Does anyone think that you’ll get to the future that was outlined here … without regulation? So you have two choices: You can self-regulate or let the government do it.

We work really well with government regulatory agencies. These are friends of ours, but let me tell you, they tend to be heavy-handed, they overreach, they’re not nuanced, and it’s one-size-fits-all.

If a community shows a responsibility to self-regulate, you can have a different story. We’ve done that in many areas [including the joint commission for hospital accreditation and a liaison committee for medical school certification, among many others].

We convened some stakeholders around this topic [and developed principles which we would have liked to announce at this meeting] but it’s not quite developed yet.

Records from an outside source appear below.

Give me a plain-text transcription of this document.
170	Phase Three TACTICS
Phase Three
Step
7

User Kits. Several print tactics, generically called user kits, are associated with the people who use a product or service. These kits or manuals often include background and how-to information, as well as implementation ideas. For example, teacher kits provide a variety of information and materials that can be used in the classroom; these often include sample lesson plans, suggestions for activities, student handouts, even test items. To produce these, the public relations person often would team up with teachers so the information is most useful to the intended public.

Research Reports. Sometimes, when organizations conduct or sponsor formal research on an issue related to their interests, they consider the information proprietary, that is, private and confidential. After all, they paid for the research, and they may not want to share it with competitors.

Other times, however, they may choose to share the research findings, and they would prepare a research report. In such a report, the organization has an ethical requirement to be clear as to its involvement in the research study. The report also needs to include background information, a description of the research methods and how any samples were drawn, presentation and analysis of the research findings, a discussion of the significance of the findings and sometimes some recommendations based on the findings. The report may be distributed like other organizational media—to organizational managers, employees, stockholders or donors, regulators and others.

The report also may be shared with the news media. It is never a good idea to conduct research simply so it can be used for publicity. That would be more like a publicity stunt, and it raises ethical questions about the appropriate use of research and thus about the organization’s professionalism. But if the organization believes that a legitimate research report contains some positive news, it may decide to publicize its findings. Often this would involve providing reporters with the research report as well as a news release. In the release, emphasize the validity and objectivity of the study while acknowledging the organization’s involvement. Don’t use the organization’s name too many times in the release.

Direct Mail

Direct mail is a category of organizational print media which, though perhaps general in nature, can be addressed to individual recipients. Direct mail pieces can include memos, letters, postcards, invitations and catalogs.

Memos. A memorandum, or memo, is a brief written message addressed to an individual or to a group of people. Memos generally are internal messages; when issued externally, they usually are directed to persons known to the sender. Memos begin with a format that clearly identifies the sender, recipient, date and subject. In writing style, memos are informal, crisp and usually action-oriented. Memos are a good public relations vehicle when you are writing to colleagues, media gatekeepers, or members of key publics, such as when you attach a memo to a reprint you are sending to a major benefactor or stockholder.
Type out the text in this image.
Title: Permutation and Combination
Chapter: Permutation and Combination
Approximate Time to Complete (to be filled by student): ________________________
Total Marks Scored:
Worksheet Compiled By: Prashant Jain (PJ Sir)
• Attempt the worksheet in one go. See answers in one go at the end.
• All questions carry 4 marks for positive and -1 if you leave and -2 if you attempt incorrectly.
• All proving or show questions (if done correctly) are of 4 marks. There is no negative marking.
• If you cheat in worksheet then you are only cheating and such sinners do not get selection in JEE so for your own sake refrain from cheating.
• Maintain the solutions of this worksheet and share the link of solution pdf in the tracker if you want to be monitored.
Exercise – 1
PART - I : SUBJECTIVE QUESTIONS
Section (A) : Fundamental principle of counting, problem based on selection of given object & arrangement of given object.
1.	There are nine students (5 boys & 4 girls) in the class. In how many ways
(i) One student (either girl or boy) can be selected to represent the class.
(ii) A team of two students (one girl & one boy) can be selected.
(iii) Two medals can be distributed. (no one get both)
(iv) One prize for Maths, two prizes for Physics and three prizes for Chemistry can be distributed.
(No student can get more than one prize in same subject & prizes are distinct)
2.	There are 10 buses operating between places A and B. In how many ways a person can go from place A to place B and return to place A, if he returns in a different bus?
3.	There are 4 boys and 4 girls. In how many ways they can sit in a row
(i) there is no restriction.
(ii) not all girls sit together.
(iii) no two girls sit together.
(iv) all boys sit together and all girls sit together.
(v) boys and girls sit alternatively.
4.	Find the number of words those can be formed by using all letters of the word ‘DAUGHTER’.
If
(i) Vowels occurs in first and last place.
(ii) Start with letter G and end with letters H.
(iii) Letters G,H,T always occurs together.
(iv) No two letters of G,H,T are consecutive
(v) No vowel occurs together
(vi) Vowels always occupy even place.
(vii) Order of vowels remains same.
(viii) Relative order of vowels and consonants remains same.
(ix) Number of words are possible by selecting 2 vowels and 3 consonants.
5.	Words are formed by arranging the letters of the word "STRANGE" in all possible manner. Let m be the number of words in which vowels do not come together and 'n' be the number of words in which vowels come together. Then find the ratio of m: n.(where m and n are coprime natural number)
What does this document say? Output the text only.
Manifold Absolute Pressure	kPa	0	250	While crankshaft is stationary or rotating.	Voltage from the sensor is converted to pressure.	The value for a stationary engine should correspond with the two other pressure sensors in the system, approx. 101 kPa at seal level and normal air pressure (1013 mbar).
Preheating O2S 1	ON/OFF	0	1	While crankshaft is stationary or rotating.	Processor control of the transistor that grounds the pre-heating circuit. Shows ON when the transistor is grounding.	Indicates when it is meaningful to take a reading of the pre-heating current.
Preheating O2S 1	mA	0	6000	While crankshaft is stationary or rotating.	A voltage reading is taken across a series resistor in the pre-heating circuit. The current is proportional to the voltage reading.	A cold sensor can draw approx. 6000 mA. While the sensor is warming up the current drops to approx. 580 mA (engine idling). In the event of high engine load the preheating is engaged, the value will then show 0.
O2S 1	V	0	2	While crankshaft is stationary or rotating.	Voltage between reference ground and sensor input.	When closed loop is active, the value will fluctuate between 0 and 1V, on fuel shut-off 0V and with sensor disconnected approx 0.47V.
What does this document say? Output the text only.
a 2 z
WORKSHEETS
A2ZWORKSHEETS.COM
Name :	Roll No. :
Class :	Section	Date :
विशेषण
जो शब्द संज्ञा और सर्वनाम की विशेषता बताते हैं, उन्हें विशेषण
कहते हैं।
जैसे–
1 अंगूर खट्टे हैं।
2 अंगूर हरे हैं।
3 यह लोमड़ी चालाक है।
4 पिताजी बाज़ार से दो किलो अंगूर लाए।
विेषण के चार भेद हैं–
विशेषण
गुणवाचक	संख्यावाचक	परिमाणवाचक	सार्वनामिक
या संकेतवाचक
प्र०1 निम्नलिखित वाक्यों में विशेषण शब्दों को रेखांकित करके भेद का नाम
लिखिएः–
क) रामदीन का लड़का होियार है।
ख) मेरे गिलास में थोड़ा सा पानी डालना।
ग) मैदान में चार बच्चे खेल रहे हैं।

The initial idea would be to establish some principles that the field … and then move that forward step by step to get to some self-regulating body that an agency under Health and Human Services (HHS) will say, yes, I will deem that authority.

Because what we have now, from the FDA point of view, are pretty loose criteria. An example of that is if you have a [digital health tool] and it’s to treat obesity, it probably goes to the FDA because it’s treating a disease. If you have a [tool] that’s for weight-loss, you’re home free.

So I think the most important thing is how you move through this period of criticality to get a self-regulatory framework that feels good to the industry and allows it to flourish and not have the noise and lost opportunities.

Holt: I think we all agree that that’s true; we need to figure out how to get to that place. We also have to work together… How are we going to get this done?

Dr. Madara: Our preliminary group … included physicians, patient-oriented domains, everything.… Now we’re getting another broader group that will have to get together … to establish principles that will or will not be accepted by the community and agreed upon and then keep working that. Because ultimately, I’ve got to tell you, if these things are as important to health transformation as we think that they are, there is not only going to be regulation but there will be a certification of some kind. That can be nuanced, flexible, it can be adaptive to the industry or it can be central-federal that usually doesn’t have the characteristics that I’ve just described.

Holt: How do we all get involved in that process?

Dr. Madara: Let us roll this out. There will be companies that are represented here I’m sure, as well as large companies that are stakeholders in this ecosystem, and patients … I mean this is really all about the patients.